Full per-class breakdown and visualizations are in [`llm_benchmark/evaluate.ipynb`](llm_benchmark/evaluate.ipynb).

---

## Why MentalBERT Outperformed Every Approach

Across all four paradigms tested — traditional ML, word embeddings, Claude, and GPT — MentalBERT consistently ranked first. The reason comes down to one concept: **domain adaptation**.

- **TF-IDF + SVM (F1: 0.71)** treats text as a bag of words with no understanding of order or meaning. It can separate broad categories but collapses on classes like Stress and Personality Disorder where the vocabulary overlaps heavily.

- **Word2Vec + LSTM (F1: 0.69)** learns word relationships and sequence patterns, but its embeddings were trained on general text (Google News), not mental health language. It captures sentence flow but misses domain-specific emotional nuance.

- **Claude Haiku & GPT-4o-mini (best F1: 0.634)** are powerful general reasoners trained on broad internet data. They perform well on obvious cases — Anxiety and Suicidal — but have never seen the specific linguistic patterns of Reddit mental health communities. Without fine-tuning, they cannot reliably distinguish Stress from Depression, or recognize the indirect language typical of Personality Disorder posts.

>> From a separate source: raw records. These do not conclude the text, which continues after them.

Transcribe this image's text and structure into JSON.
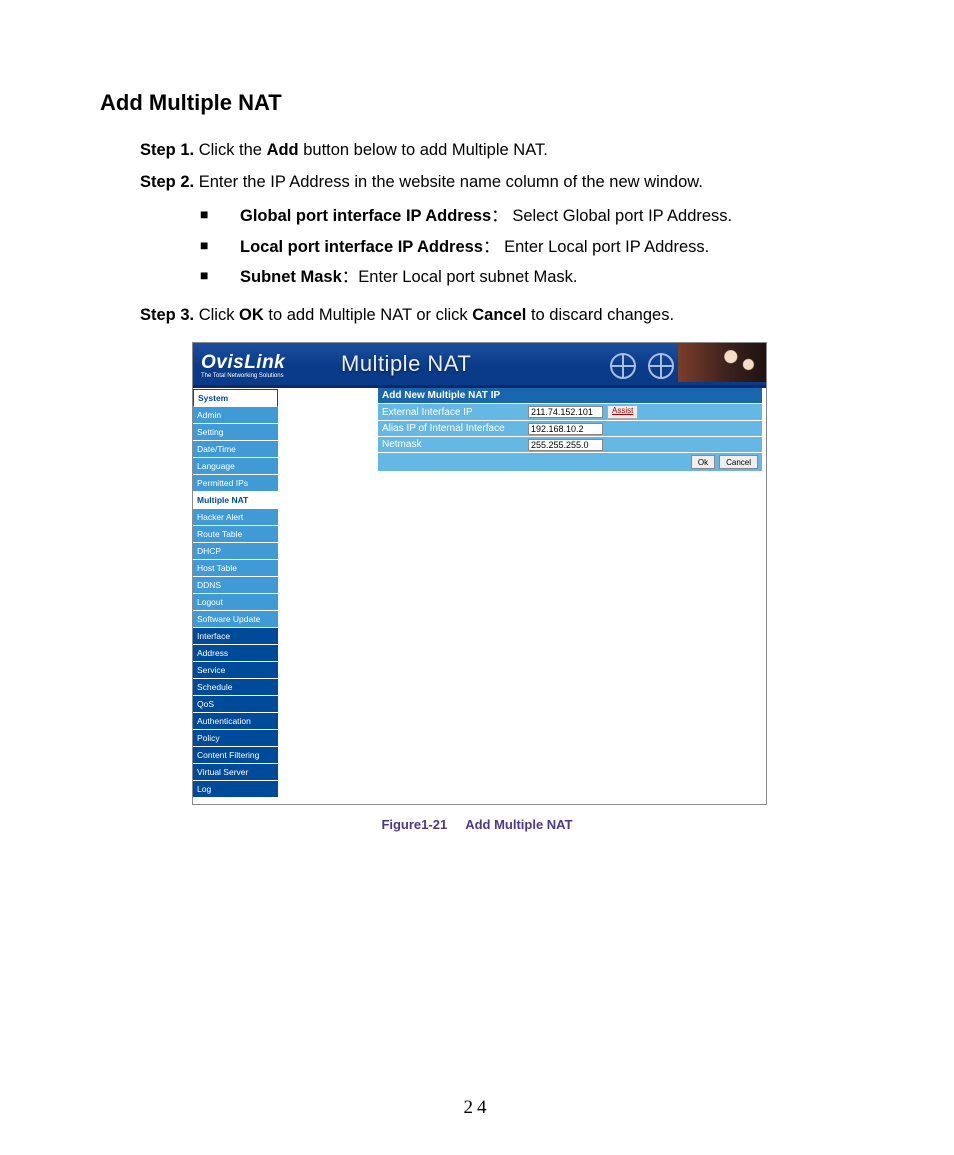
{
  "title": "Add Multiple NAT",
  "steps": [
    {
      "label": "Step 1.",
      "pre": "Click the ",
      "bold1": "Add",
      "post": " button below to add Multiple NAT."
    },
    {
      "label": "Step 2.",
      "pre": "Enter the IP Address in the website name column of the new window.",
      "bold1": "",
      "post": ""
    },
    {
      "label": "Step 3.",
      "pre": "Click ",
      "bold1": "OK",
      "mid": " to add Multiple NAT or click ",
      "bold2": "Cancel",
      "post": " to discard changes."
    }
  ],
  "bullets": [
    {
      "bold": "Global port interface IP Address",
      "sep": "：  ",
      "text": "Select Global port IP Address."
    },
    {
      "bold": "Local port interface IP Address",
      "sep": "：  ",
      "text": "Enter Local port IP Address."
    },
    {
      "bold": "Subnet Mask",
      "sep": "：",
      "text": "Enter Local port subnet Mask."
    }
  ],
  "screenshot": {
    "brand": "OvisLink",
    "brand_sub": "The Total Networking Solutions",
    "header_title": "Multiple NAT",
    "nav_sections": {
      "system": "System",
      "system_items": [
        "Admin",
        "Setting",
        "Date/Time",
        "Language",
        "Permitted IPs",
        "Multiple NAT",
        "Hacker Alert",
        "Route Table",
        "DHCP",
        "Host Table",
        "DDNS",
        "Logout",
        "Software Update"
      ],
      "active_index": 5,
      "others": [
        "Interface",
        "Address",
        "Service",
        "Schedule",
        "QoS",
        "Authentication",
        "Policy",
        "Content Filtering",
        "Virtual Server",
        "Log"
      ]
    },
    "form": {
      "title": "Add New Multiple NAT IP",
      "rows": [
        {
          "label": "External Interface IP",
          "value": "211.74.152.101",
          "assist": true
        },
        {
          "label": "Alias IP of Internal Interface",
          "value": "192.168.10.2",
          "assist": false
        },
        {
          "label": "Netmask",
          "value": "255.255.255.0",
          "assist": false
        }
      ],
      "assist_label": "Assist",
      "ok": "Ok",
      "cancel": "Cancel"
    }
  },
  "figure": {
    "num": "Figure1-21",
    "title": "Add Multiple NAT"
  },
  "page_number": "24"
}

- **MentalBERT (F1: 0.838)** starts from BERT pre-trained specifically on mental health corpora, then is fine-tuned directly on this dataset's labeled examples. It has seen the exact style of language users express mental health states in, making it sensitive to subtle cues that general models miss entirely.

The takeaway: **domain-adapted fine-tuning beats prompt engineering**. For specialized, high-stakes classification tasks, a smaller model trained on the right data consistently outperforms a larger general model given only a prompt.

> **Disclaimer:** This tool is for research and demonstration purposes only and does not replace professional medical advice.